After testing and analyzing a variety of airplane exhaust systems and experimental propellers for the past two years, Byrnes said his department got the best results with an exhaust system from Gomolzig Company in Germany and a resized propeller. The study and installation effort has involved more than a dozen faculty, staff and students at the campus. “We are the first large flight training organization in the nation to install a noise-reducing system in our fleet of Cessna 172 training aircraft,” Byrnes said. The campus uses 41 of the planes to train students.
The new mufflers are making a difference, says Jason Kring, an assistant professor of human factors at Embry-Riddle who conducted before-and-after noise tests with a team of students. “The regular Cessna makes 75 decibels of sound, roughly equivalent to the volume of a washing machine or a busy street,” Kring said. “With the muffler installed, the sound was reduced to around 70 decibels, the same as normal conversation from a few feet away or the sound inside a passenger car.”

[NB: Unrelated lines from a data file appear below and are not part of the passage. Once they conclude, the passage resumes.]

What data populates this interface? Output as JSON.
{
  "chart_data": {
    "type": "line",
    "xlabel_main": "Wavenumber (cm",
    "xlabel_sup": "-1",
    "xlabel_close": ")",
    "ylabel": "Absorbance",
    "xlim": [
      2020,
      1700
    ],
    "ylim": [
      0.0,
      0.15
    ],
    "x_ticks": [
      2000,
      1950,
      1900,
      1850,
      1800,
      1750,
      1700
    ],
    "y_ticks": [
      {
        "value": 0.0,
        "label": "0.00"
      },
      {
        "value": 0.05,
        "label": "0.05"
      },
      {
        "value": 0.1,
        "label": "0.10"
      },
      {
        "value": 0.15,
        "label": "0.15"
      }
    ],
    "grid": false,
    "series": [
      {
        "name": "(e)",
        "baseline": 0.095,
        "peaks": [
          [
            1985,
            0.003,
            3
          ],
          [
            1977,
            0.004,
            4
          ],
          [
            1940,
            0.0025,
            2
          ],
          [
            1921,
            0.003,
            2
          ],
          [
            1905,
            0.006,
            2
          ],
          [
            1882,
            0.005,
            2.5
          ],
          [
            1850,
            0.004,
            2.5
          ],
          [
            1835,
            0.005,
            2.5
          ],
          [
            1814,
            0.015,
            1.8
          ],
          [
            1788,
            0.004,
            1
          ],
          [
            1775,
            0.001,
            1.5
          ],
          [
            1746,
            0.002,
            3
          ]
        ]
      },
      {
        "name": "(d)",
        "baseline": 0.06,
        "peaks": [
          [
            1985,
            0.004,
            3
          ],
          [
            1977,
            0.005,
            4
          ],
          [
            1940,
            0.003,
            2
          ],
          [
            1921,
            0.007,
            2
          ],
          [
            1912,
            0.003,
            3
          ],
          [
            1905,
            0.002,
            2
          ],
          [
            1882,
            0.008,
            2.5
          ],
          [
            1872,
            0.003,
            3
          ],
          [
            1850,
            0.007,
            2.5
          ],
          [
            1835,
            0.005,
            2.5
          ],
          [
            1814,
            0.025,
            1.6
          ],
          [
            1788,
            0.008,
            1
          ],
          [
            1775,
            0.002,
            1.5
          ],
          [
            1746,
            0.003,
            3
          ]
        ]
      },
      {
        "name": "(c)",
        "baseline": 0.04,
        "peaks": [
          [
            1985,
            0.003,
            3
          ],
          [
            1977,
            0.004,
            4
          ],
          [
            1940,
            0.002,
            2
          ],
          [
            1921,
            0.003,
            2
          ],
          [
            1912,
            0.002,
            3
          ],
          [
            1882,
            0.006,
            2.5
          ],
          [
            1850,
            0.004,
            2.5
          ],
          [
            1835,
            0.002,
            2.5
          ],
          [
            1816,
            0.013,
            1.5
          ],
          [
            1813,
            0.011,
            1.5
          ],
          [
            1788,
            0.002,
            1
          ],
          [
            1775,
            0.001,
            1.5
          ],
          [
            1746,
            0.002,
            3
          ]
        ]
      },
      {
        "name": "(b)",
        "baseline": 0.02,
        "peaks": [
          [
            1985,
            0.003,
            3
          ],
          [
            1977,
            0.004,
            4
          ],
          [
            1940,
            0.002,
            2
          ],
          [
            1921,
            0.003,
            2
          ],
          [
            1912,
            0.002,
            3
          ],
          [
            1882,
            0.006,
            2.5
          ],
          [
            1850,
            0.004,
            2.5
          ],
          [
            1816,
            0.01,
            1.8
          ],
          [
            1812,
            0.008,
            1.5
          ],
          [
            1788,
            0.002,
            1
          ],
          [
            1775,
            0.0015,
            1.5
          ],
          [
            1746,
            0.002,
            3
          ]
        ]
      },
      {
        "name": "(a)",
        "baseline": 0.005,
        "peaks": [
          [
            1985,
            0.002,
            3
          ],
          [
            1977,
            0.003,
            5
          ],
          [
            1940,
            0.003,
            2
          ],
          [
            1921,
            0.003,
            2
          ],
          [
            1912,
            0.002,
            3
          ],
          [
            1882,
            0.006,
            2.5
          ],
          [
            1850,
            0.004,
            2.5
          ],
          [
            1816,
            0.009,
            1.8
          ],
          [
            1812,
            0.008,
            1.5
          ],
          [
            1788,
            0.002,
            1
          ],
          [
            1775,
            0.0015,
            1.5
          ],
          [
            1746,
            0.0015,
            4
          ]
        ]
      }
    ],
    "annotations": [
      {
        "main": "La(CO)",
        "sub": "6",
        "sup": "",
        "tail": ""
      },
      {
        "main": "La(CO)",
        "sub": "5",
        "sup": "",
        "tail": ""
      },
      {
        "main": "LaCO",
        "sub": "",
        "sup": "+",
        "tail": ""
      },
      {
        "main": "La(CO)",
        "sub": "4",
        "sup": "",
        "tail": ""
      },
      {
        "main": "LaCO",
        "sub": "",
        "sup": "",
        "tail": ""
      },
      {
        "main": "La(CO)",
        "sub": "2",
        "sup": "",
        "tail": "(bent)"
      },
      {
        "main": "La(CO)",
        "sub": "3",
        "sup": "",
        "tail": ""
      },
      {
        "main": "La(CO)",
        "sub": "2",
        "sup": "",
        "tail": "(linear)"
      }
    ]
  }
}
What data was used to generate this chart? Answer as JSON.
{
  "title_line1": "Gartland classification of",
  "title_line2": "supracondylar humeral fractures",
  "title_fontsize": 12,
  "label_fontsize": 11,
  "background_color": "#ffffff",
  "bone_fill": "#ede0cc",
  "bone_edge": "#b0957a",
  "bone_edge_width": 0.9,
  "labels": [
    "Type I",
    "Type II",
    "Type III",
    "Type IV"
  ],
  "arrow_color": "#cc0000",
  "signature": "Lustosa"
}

The Daytona Beach campus averages 250 training flights a day. “As one of the largest employers in Volusia County with over a half-billion dollar annual impact on the local economy,” Byrnes said, “we’re an integral part of the community and we’re committed to being great neighbors.”
Byrnes said his department is planning next to develop and install a quieter propeller in its training planes.
(Pictured: Embry-Riddle aircraft maintenance technicians (L-R) Ron Strauss, Juliet Oyula and Mike Fisher pose next to one of the Cessna 172s they fitted with the new quieter Gomolzig mufflers.)